We evaluated Make It Home to learn whether this type of program could sustain homeownership for very low-income households. The program’s goals were to prevent tenants’ loss of housing and to sustain homeownership for the purchasers, thus reinforcing the occupants’ housing stability over time. We evaluated whether the program achieved these goals in its first four years. We interviewed Make It Home buyers and compared them to similar households, also interviewed, whom UCHC assisted in trying to buy their houses at the tax auction. We monitored property data for both groups to track changes such as sales, vacancy, and tax delinquency. The two groups of aspiring buyers resembled each other at the time of efforts to purchase, such that the “comparison” group can show what would have happened to the Make It Home households had they not participated in the program. As a result, comparing the two groups can help show whether Make It Home made a difference in preventing loss of housing due to tax foreclosure and in sustaining homeownership over time.

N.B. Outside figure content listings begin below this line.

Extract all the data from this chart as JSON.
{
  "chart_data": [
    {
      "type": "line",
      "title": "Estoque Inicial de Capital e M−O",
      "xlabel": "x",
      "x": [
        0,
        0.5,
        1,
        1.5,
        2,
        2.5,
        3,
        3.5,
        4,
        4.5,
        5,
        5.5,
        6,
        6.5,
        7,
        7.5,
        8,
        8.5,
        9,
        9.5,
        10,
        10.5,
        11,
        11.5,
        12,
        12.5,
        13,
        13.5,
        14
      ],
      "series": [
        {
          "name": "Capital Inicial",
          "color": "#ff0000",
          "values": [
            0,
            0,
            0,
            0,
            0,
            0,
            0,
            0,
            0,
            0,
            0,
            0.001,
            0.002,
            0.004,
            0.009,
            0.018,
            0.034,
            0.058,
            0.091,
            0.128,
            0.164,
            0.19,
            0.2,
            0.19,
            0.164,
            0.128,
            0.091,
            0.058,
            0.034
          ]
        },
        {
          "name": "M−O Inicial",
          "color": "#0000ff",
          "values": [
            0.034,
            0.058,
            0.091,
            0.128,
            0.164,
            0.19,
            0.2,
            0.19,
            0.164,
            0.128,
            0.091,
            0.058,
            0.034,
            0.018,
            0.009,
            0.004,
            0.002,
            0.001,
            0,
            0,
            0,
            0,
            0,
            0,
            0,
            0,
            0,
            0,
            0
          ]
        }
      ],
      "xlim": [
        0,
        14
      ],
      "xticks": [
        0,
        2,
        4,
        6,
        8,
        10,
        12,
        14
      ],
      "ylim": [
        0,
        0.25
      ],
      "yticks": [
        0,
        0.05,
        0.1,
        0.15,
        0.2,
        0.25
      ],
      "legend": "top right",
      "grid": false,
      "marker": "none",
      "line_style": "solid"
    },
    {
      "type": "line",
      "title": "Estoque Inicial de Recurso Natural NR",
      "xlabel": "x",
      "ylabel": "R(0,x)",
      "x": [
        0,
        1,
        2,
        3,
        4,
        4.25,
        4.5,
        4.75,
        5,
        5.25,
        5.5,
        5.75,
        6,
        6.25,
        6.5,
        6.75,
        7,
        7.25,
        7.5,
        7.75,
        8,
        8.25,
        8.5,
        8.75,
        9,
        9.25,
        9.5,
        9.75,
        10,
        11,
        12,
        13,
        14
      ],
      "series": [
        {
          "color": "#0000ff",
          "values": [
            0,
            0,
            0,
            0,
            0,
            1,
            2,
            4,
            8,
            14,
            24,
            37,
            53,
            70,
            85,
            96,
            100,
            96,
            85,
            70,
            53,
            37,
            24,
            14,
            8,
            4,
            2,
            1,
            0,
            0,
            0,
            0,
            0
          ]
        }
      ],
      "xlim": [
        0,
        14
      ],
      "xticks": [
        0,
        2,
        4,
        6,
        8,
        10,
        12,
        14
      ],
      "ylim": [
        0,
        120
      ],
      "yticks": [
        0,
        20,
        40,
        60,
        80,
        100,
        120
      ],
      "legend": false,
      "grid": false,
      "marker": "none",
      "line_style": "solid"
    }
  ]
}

In 2017, Make It Home worked to enable 80 renter households to buy their houses. Those becoming homeowners reported very low incomes, often less than $15,000 per year. Most homeownership programs serve households with incomes at least 60% of area median income, or about $37,080 for a three-person household in 2017 in the Detroit metro area, the median household size among Make It Home participants. Among those purchasing through Make It Home, 89% of households reported incomes lower than 60% of area median income in 2017; among the comparison group, 92% reported incomes at that level. In the comparison group, some purchasers succeeded in buying their houses at the auction, but most did not. UCHC aimed to help 154 households buy at the tax auction and succeeded on behalf of 34. Eleven additional households found ways to buy their houses or keep them out of the auction without UCHC’s help, by paying their tax bill just before the auction or by purchasing from the auction on their own, from the investor who bought at the auction, or from the estate of the deceased owner. The remaining 109 houses were sold to others at the auction.

Key Findings

  • By the end of the first year of the program, 81% of Make It Home participants had received a deed for their house or continued to hold a land contract.
  • In the four years following properties’ tax foreclosure in 2017, Make It Home resulted in sustained homeownership for 85% of participants.
  • Nevertheless, some purchasers sold their houses before the end of four years, too soon to realize the wealth-building and other benefits of homeownership.
  • Numerous conditions threatened longer-term homeownership, including property tax foreclosure, vacancy, poor condition of the houses, lack of home insurance, high housing-related expenses, and loss of income during the COVID-19 pandemic.

Implications for Programs

  1. Provide pre-purchase homeowner education and financial counseling.
  2. Inspect houses prior to purchase with details provided to the prospective buyers.
  3. Increase home insurance awareness and access.
  4. Provide financial help for major housing repairs.
  5. Make post-purchase support available for dealing with housing costs so as to prevent loss of housing.
  6. Monitor program results over time.